WDQS Graph Splitting: We are making progress in understanding better the Scholia use cases and helping them move forward by reviewing some scholia queries as a proof of concept that SPARQL federation is a viable alternative and by providing documentation on how to rewrite queries to use the graph split. The complexity isn't yet under control, both from a technical standpoint and from a change management standpoint. Scholia is also exploring alternate solutions, including running their own query service with a different RDF backend.
We are doing experimentation with different hardware configuration to better understand how we could gain performance in loading the graph by throwing hardware at the problem.
What we've accomplished
WDQS graph splitting
- Started a list of people that might help/be affected by the split to contact, Adam contacted one that might join the scholia/wikicite group, Luca should take care of the others.
- Discussion with scholia/wikicite:
- Focus on refining the split, started https://etherpad.wikimedia.org/p/wdqs-graph-split-refinement-of-the-split-strategy
- Asked for a spreadsheet with all the queries to get a sense of the amount of work to be done with some estimation of the complexity and "importance". I might start the spreadsheet and ask them to fill this up.
- Working on federated queries examples [DC]
- Got one scholia query working (https://www.wikidata.org/wiki/Wikidata:SPARQL_query_service/WDQS_graph_split/Federated_Queries_Examples#Property_paths). This query has bugs (https://github.com/WDscholia/scholia/issues/2388 which I fixed because this bug got worse with federation) and the co-occurrences it presents seem suspicious but the point is to prove that federation is feasible not fixing the query... I had to give up on the label service here as I could not get it to work without timeout... Unclear why.. but the label service is not available in QLever so that is less of an issue I guess?
- Potential hardware performance improvements:
- AWS Neptune serverless completed latest-all.nt.bz2 in a total of 63 hours . AWS Neptune with a provisioned high power server (1.5 TB RAM, 96 vCPU) showed a speed increase of perhaps 60% over the serverless option, but was stopped to avoid further costs after an initial import on latest-all.nt.bz2 up to about 1.3B records.

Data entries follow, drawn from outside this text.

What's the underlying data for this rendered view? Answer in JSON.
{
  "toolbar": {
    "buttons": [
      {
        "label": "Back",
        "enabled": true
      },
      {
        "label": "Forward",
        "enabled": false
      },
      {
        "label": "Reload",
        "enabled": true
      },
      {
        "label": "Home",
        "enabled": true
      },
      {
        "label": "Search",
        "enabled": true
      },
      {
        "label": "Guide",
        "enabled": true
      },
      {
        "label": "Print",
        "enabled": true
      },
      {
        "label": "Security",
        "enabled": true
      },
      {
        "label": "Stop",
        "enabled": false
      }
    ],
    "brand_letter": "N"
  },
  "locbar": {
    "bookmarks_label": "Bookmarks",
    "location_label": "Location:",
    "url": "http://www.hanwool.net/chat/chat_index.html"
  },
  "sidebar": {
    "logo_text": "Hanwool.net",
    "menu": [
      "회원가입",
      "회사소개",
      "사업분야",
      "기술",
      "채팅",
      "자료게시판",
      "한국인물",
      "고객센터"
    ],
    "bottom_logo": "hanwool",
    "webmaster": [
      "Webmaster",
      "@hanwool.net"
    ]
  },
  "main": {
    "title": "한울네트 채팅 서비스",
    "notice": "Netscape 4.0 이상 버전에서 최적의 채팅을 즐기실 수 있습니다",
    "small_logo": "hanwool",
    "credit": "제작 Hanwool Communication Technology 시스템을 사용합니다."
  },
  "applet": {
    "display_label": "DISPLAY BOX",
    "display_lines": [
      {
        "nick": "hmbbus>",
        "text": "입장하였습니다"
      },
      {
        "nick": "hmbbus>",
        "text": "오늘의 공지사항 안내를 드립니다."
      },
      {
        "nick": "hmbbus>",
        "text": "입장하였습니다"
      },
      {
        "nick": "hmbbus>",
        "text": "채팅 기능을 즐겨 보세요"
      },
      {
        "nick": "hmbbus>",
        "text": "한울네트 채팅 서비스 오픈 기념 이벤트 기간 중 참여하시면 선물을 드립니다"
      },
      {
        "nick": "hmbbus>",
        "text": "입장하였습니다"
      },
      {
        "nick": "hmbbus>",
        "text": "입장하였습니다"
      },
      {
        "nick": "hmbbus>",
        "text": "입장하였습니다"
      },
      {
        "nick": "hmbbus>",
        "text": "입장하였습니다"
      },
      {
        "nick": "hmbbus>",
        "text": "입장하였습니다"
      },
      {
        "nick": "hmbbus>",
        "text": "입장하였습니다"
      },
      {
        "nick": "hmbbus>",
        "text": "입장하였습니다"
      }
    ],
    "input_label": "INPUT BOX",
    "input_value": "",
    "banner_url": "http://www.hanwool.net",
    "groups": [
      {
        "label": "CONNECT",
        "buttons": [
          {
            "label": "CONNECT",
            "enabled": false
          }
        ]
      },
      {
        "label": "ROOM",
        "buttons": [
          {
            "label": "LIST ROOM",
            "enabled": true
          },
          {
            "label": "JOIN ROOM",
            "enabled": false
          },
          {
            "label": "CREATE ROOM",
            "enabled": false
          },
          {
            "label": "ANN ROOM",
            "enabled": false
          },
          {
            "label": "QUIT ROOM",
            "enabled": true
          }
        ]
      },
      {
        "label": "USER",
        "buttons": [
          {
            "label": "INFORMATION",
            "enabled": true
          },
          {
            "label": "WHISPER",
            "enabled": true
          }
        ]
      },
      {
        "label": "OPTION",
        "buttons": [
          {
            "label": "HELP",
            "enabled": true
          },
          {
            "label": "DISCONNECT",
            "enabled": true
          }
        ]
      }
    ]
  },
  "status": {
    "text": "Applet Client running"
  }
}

- https://phabricator.wikimedia.org/T358727 has been opened to test import on a server that already has an NVMe
- AWS-based import speed tests. For example, AWS Neptune serverless with a maximum of 128 NCUs (an NCU is said to be 2 GB RAM and some level of attendant CPU) processed 7_750_230_000 records for window 26-February-2024 2:21:11 PM CT - 27-February-2024 1:46 PM CT; this import is ongoing. This is using the file latest-all.nt.bz2 from 16-February-2024, and as of this writing is utilizing about 70% of allocated CPU. An AWS Neptune import of latest-lexemes.nt.bz2 processed 163_715_491 records in 2142 seconds; the CPU utilization didn't seem to peak out during this import and was achieving about 50% utilization. EC2 imports seem capable of almost approaching the speed of an i7-8700 desktop gaming computer with 64 GB of RAM and attached NVMe, but thus far haven't shown a necessarily faster import possibility, just evidence that NVMe-based disks and faster CPUs both play a role in import speed, which is unsurprising, but worth validation.
Search Update Pipeline
- Enabled 100% of writes via the new SUP for Cloudelastic - https://phabricator.wikimedia.org/T358518
Improve multilingual zero-results rate
- built my regression test set for the dotted I (İ) fix task (https://phabricator.wikimedia.org/T358495) and did a quick test. It only does good things as long as we keep it away from languages that actually use dotted I and dottless i (İ/i and I/ı—this font is terrible for this!). The next thing is configuring it efficiently everywhere, while looking at removing it from configs that use icu_folding (which makes it redundant), and looking at how best to do İ/i and I/ı lowercasing (Turkish lowercasing or a quick mapping?) for the languages that need it.